Testosterone, a natural anabolic steroid, can help place patients in a positive nitrogen balance. Dosages of 100-200 mg weekly can be given to most men and women. Consideration can be given to DHEA (see the DHEA Restoration Therapy protocol) and pregnenolone as well. The intravenous administration of vitamins (25-50 grams of vitamin C, 2-3 times weekly, in particular) may be helpful.
Testosterone supplementation in male HIV patients with wasting syndrome has been shown to increase lean body mass at weekly doses of 200mg administered intramuscularly. The most significant results were seen in combination with resistance weight training. In a study, 54 men were given testosterone or placebo and placed on a 12-week exercise training program or no training at all. Lean body mass and muscle increased in those undergoing training and testosterone therapy. Levels of beneficial HDL cholesterol increased in those training, but fell in those supplementing with testosterone. Viral load fell in those taking the hormone (Fairfield 2001).

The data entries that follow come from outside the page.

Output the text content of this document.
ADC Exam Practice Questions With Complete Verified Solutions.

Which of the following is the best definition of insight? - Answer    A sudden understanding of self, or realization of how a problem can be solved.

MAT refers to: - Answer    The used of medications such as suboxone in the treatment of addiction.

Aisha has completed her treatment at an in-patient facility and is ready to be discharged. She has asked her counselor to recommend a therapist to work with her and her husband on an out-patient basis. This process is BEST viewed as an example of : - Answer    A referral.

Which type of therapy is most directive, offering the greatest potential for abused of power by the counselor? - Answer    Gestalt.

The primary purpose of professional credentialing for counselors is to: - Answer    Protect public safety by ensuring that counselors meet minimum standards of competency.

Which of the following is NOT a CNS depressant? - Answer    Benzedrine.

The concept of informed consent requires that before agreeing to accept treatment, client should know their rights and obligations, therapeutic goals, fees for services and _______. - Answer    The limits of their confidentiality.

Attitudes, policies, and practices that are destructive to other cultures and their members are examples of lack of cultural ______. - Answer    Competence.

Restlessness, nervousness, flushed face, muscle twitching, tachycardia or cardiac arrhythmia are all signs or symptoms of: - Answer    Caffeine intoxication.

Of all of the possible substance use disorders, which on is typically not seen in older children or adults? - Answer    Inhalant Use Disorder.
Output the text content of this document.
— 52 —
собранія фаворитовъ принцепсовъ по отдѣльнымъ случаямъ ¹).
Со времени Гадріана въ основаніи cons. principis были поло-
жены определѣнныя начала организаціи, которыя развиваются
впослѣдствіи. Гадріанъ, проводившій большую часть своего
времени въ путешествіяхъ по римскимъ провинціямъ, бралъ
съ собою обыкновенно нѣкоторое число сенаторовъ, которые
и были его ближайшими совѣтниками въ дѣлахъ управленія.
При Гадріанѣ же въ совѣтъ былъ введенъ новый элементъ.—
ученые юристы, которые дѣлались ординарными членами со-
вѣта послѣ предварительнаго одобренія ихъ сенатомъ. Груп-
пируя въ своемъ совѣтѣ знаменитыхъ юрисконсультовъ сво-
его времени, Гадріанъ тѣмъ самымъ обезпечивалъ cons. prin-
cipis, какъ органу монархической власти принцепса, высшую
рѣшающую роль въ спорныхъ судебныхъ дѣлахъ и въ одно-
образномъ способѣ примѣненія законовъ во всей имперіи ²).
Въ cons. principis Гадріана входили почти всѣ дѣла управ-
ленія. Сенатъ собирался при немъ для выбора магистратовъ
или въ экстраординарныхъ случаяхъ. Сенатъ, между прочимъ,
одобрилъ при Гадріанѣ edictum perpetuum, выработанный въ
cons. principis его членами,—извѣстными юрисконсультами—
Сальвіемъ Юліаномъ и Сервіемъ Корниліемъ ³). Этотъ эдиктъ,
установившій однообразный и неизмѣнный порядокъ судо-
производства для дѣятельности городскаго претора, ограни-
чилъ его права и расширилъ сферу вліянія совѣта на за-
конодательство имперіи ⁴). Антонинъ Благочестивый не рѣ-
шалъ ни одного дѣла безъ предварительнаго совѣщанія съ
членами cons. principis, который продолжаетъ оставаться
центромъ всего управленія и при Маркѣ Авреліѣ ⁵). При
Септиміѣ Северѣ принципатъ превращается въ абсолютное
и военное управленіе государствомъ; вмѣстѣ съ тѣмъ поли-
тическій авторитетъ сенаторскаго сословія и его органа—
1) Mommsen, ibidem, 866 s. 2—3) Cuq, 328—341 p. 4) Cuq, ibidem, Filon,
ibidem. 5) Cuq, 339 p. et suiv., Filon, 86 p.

Consideration should be given to "adrenal support." Patients with catabolic wasting should be assumed to have some degree of adrenal fatigue from the stress of chronic disease (see the Adrenal Disease protocol).
Warning: The possibilities discussed above have not been thoroughly studied with respect to potentially worsening cancer (if cancer is the source of the cachectic state). It is suggested that you discuss any potential treatment with a physician practicing complementary medicine prior to initiating therapy.